Es ist hier, in denen JOH vorallem zugelegt hat. Die Menschen dort scheinen
anders zu ticken als im Rest des Lands. Während die Wahlbeteiligung in den anderen
Departementen zwischen 50 % und 55 % lag, betrug sie für die drei genannten Departemente
75, 70 und 72 %. (Das Wahlregister ist mit Toten und Ausgewanderten, oft Sans-Papiers,
völlig aufgeblasen.)
Es gäbe noch
viele Details. Interessierten seien die Nasralle-Seite und das Interview im
Nasralla-nahen Sender Unetv mit dem Wahlleiter der Allianz, Óscar Rivera, von
letztem Freitag empfohlen.
***
Zynismus: La Prensa ist ein Regimemedium. Es brachte heute
früh (Ortszeit) einen Bericht, wie ruhig dank der Ausgangssperre die Menschen die
Nacht verbracht hätten, ungestört von «Horden der Allianz». Auf einer anderen
Ebene widmen sich auch die offiziellen BeobachterInnenmissionen der OAS und der
EU diesem Verhalten. Und zwar mit Schweigen zum Wahlbetrug, dafür ihren Aufrufen
an die Leute, Geduld zu haben und nicht «gewalttätig» zu werden, brav im
Einklang mit der Regimepropaganda. Bei der OAS-Mission unter der Leitung des ultraneoliberalen Ex-Präsidenten
Quiroga, der seit Jahren keine Wahl in Lateinamerika auslässt, wenn es nur eine
genügend reaktionäre Fraktion zu unterstützen gibt, ist dies kein Wunder. Die
EU-Mission wird von der Europarlamentarierin Marisa Matias vom portugiesischen
Linksblock geleitet. Man hätte von ihr vielleicht ein wenig mehr als eine tadelnde
Bitte an das Wahlgericht TSE vor ein paar Tagen, doch mal ein wenig zügiger Zwischenresultate
zu veröffentlichen, erwarten dürfen. Doch anscheinend findet auch sie nicht
fein, dass nach der Wahl 2013 der EU-Beobachter Leo Gabriel von massivem Betrug
gesprochen hat, trotz internem Sprechverbot.
In einem Interview
mit Juan Barahona, neu gewählter Parlamentarier für die linkszentristische
Partei Libre und Koordinator der Volkswiderstandsfront FNRP, meinte der Interviewer,
es sei schon eigenartig, dass die Wahlakten nicht nur an die erwähnten Parteien
und Beobachtergruppen, sondern auch an die US-Botschaft in der
honduranischen Hauptstadt geschickt worden
waren. Juan Barahona dazu: «Ich verstehe,
warum diese Akten zur US-Botschaft gehen, denn wir sind ein vom
nordamerikanischen Imperium abhängiges Land. Man schuldet ihnen Rechenschaft.

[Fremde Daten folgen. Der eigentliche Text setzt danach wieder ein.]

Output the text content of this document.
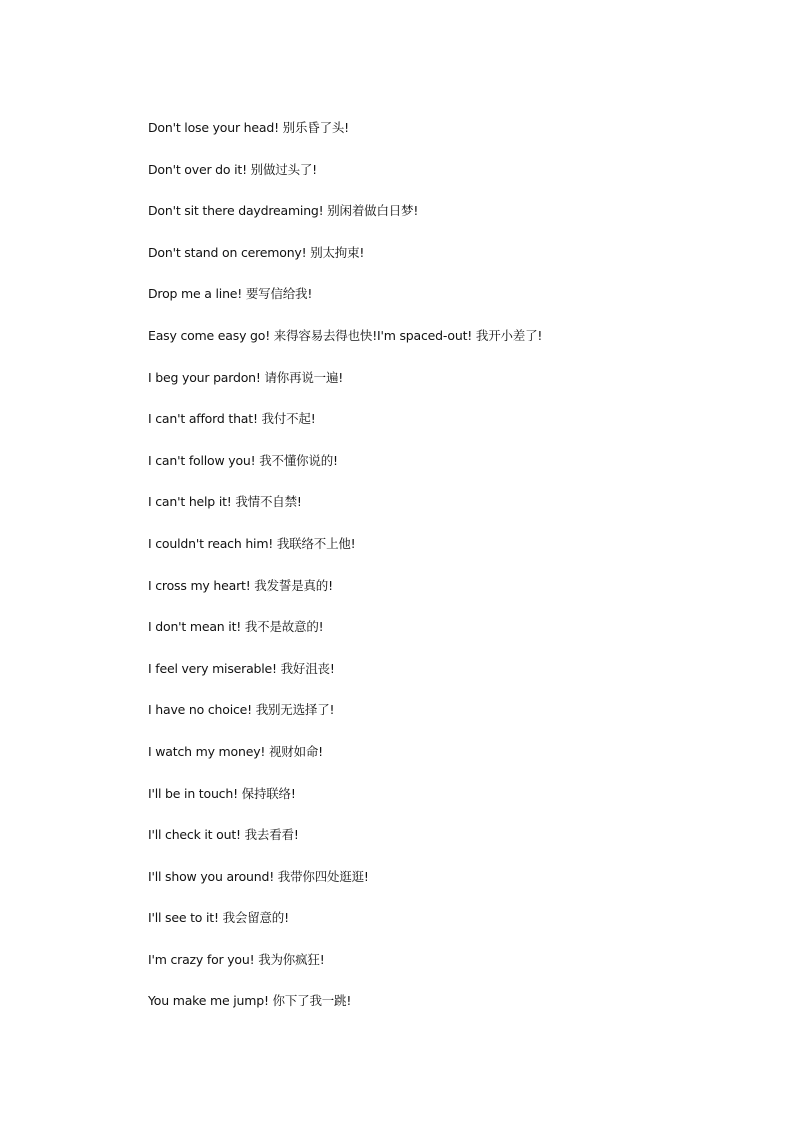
Don't lose your head! 别乐昏了头!
Don't over do it! 别做过头了!
Don't sit there daydreaming! 别闲着做白日梦!
Don't stand on ceremony! 别太拘束!
Drop me a line! 要写信给我!
Easy come easy go! 来得容易去得也快!I'm spaced-out! 我开小差了!
I beg your pardon! 请你再说一遍!
I can't afford that! 我付不起!
I can't follow you! 我不懂你说的!
I can't help it! 我情不自禁!
I couldn't reach him! 我联络不上他!
I cross my heart! 我发誓是真的!
I don't mean it! 我不是故意的!
I feel very miserable! 我好沮丧!
I have no choice! 我别无选择了!
I watch my money! 视财如命!
I'll be in touch! 保持联络!
I'll check it out! 我去看看!
I'll show you around! 我带你四处逛逛!
I'll see to it! 我会留意的!
I'm crazy for you! 我为你疯狂!
You make me jump! 你下了我一跳!
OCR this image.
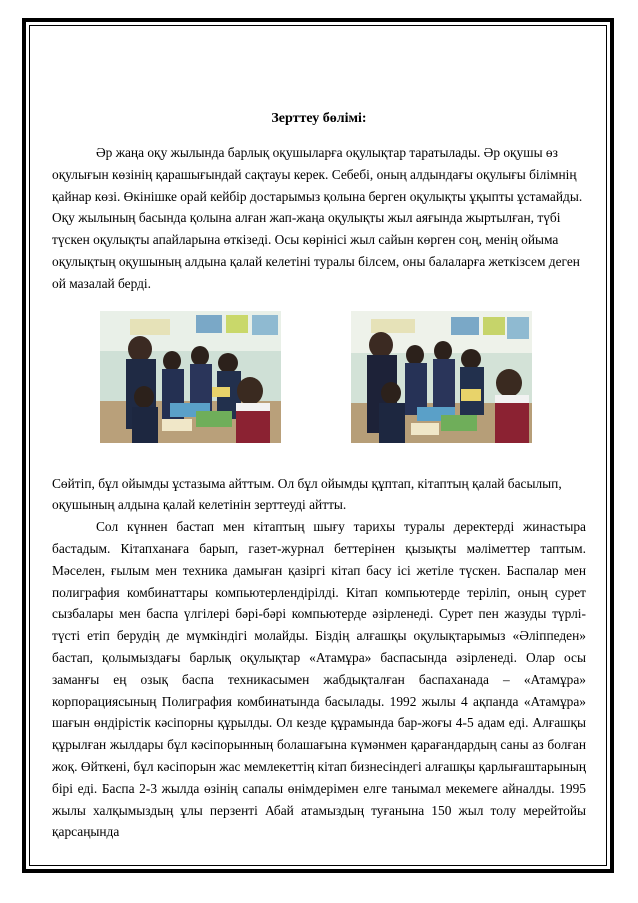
Зерттеу бөлімі:

Әр жаңа оқу жылында барлық оқушыларға оқулықтар таратылады. Әр оқушы өз оқулығын көзінің қарашығындай сақтауы керек. Себебі, оның алдындағы оқулығы білімнің қайнар көзі. Өкінішке орай кейбір достарымыз қолына берген оқулықты ұқыпты ұстамайды. Оқу жылының басында қолына алған жап-жаңа оқулықты жыл аяғында жыртылған, түбі түскен оқулықты апайларына өткізеді. Осы көрінісі жыл сайын көрген соң, менің ойыма оқулықтың оқушының алдына қалай келетіні туралы білсем, оны балаларға жеткізсем деген ой мазалай берді.

Сөйтіп, бұл ойымды ұстазыма айттым. Ол бұл ойымды құптап, кітаптың қалай басылып, оқушының алдына қалай келетінін зерттеуді айтты.

Сол күннен бастап мен кітаптың шығу тарихы туралы деректерді жинастыра бастадым. Кітапханаға барып, газет-журнал беттерінен қызықты мәліметтер таптым. Мәселен, ғылым мен техника дамыған қазіргі кітап басу ісі жетіле түскен. Баспалар мен полиграфия комбинаттары компьютерлендірілді. Кітап компьютерде теріліп, оның сурет сызбалары мен баспа үлгілері бәрі-бәрі компьютерде әзірленеді. Сурет пен жазуды түрлі-түсті етіп берудің де мүмкіндігі молайды. Біздің алғашқы оқулықтарымыз «Әліппеден» бастап, қолымыздағы барлық оқулықтар «Атамұра» баспасында әзірленеді. Олар осы заманғы ең озық баспа техникасымен жабдықталған баспаханада – «Атамұра» корпорациясының Полиграфия комбинатында басылады. 1992 жылы 4 ақпанда «Атамұра» шағын өндірістік кәсіпорны құрылды. Ол кезде құрамында бар-жоғы 4-5 адам еді. Алғашқы құрылған жылдары бұл кәсіпорынның болашағына күмәнмен қарағандардың саны аз болған жоқ. Өйткені, бұл кәсіпорын жас мемлекеттің кітап бизнесіндегі алғашқы қарлығаштарының бірі еді. Баспа 2-3 жылда өзінің сапалы өнімдерімен елге танымал мекемеге айналды. 1995 жылы халқымыздың ұлы перзенті Абай атамыздың туғанына 150 жыл толу мерейтойы қарсаңында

Das ist so, wenn man unterdrückt ist, leider.»
***
PS: Die Allianz-Verantwortlichen
verweisen darauf, dass auch die offiziellen Resultate der Gemeinde- und
Parlamentswahlen angefochten werden müssen. Doch derzeit konzentrieren sie
sich auf die Präsidentschaftswahl. Angesichts der drastischen Verschärfung der Lage dürfte dies Wunschdenken bleiben.